Publié le par Mariana-Hélène Firdion

La Cour des comptes a rendu public un rapport sur la gestion du Grand Port maritime du Havre (GPMH) de 2008 à 2013 (avec actualisation 2014 pour la gestion). Malgré un climat social tendu et un contexte économique défavorable, la réforme portuaire a été menée à bien au Havre au prix de dépenses nouvelles de personnel. La Cour estime que le projet stratégique 2009-2013 a été trop ambitieux en matière d’investissement et trop optimiste en ce qui concerne les trafics et qu’il convient que celui pour 2014-2019 évite ces écueils. Par ailleurs, la politique domaniale du GMPH doit être rénovée et sa gestion des ressources humaines est perfectible. Pour redresser un trafic en décroissance, la Cour préconise le développement du fret ferroviaire avec l’appui de l’État. 
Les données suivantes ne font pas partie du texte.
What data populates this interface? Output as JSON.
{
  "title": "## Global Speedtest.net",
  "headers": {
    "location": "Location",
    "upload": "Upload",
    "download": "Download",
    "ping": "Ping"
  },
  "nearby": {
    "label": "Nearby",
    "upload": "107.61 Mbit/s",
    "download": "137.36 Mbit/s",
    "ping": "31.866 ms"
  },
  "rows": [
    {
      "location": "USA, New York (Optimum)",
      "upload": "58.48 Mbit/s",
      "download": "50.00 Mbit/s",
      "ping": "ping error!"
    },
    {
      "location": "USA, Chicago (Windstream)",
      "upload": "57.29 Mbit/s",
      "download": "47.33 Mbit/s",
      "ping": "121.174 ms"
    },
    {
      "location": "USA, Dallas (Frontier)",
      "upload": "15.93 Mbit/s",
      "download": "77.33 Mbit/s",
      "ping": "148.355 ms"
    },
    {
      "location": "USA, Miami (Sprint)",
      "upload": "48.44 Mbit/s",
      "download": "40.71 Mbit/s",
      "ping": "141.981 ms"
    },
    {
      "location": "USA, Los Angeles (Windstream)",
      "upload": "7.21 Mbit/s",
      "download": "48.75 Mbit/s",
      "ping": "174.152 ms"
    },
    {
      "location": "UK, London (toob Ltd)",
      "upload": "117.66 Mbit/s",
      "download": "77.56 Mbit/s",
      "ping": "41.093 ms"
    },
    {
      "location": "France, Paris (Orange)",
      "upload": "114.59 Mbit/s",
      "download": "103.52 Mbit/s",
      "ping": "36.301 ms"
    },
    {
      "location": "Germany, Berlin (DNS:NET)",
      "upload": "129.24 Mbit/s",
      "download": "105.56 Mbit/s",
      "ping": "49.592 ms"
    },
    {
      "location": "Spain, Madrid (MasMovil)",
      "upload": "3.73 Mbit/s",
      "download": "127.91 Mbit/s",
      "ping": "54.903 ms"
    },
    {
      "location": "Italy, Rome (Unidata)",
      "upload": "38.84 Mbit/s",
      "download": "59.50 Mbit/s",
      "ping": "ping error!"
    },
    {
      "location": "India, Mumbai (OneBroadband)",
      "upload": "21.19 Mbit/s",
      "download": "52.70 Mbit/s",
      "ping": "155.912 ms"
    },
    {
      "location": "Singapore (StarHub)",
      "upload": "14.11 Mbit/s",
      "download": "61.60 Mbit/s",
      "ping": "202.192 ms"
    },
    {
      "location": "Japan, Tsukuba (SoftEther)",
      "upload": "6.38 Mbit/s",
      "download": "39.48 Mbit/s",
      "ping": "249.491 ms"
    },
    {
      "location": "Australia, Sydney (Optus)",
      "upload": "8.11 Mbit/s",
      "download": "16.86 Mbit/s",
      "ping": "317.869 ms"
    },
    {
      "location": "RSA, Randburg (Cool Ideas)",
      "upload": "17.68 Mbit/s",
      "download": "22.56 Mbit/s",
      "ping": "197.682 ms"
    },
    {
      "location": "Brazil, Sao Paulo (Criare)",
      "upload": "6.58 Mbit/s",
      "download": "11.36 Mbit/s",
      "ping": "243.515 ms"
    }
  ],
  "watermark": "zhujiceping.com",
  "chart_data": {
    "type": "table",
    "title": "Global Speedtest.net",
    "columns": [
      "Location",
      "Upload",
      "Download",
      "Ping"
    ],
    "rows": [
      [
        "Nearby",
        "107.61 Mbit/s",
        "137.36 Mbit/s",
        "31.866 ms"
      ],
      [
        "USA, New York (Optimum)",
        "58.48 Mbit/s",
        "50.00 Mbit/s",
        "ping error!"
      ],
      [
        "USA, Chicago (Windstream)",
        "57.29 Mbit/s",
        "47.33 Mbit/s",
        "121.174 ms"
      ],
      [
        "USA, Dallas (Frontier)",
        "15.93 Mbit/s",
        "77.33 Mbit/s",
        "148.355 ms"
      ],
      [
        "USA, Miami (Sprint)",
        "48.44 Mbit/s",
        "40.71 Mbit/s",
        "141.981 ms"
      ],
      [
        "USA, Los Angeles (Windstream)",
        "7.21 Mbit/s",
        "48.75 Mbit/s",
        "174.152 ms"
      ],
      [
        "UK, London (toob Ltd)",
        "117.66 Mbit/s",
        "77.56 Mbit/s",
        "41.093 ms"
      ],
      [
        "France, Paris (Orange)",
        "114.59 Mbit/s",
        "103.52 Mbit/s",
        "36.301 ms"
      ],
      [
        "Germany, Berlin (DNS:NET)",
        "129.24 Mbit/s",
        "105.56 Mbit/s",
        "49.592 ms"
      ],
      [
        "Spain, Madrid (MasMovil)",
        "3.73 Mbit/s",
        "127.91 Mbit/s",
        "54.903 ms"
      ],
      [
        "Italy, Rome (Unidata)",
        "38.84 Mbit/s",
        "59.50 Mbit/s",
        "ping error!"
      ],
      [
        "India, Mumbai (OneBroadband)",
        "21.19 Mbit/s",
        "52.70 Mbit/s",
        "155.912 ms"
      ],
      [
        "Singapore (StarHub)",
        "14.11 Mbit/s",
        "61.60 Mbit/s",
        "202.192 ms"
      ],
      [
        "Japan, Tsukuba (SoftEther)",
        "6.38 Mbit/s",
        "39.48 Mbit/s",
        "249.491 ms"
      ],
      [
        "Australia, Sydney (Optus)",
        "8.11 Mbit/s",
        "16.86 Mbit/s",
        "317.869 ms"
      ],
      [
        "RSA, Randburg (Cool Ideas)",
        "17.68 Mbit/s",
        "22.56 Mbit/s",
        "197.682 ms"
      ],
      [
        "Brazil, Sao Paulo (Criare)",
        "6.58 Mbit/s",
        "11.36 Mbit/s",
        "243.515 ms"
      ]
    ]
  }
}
Une période marquée par la réforme portuaire

Malgré un climat social tendu et un contexte économique défavorable, la réforme portuaire a été menée à bien au Havre, au prix de dépenses nouvelles de personnel. La cession des outillages des terminaux à conteneurs a été faite dans le délai fixé par la loi, celle des terminaux de vracs solides a demandé plus de temps. Les cessions se sont faites à des prix inférieurs aux évaluations, et même, pour les terminaux de vracs solides, à la valeur nette comptable, dans un contexte peu favorable. Quelques outillages n’ont pas trouvé preneur, illustrant les surcapacités du port avant la réforme. Le bilan de la réforme, établi par le grand port maritime du Havre (GPMH), fait apparaître qu’entre 2011 et 2016, la réduction des pertes d’exploitation due à la réforme ne suffit pas à compenser le coût de l’accompagnement social et de celui du personnel transféré ; le solde redevient positif à partir de 2017. Les opérateurs de terminaux notent une amélioration de la productivité de 20 % depuis 2012. S’agissant de l’ouverture à la concurrence dans l’attribution des terminaux, un des objectifs de la réforme et un point essentiel pour la capacité du port du Havre à conserver son rang, le GPMH doit être attentif à ce que la pratique des « ripages » sur Port 2000 ne limite pas le périmètre dans lequel cette ouverture s’exerce. Les nouvelles instances de gouvernance ont été installées rapidement en 2009 et leur mise en place a été conforme à la réglementation, sous réserve de l’élection tardive des représentants du personnel au conseil de surveillance, de l’installation parfois sans désignation formelle des représentants des collectivités et des déclarations d’intérêt non normalisées et peu analysées. Une attention devrait être portée au remplacement rapide des personnalités qualifiées, à la tenue des feuilles d’émargement, garantes du respect du quorum et aux règles de déontologie. Enfin, les lettres de mission des directeurs comportent peu ou pas d’objectifs chiffrés et le contrat avec l’État n’a pas été signé. Les ports du Havre, de Rouen et de Paris ont décidé de créer un groupement d’intérêt économique dénommé HAROPA pour conduire en commun un certain nombre d’actions. Si la création d’HAROPA est un succès de communication, il est trop tôt pour dresser un bilan de son action, et notamment de vérifier qu’il constitue la réponse adaptée au besoin de forte coordination des ports de l’axe Seine. 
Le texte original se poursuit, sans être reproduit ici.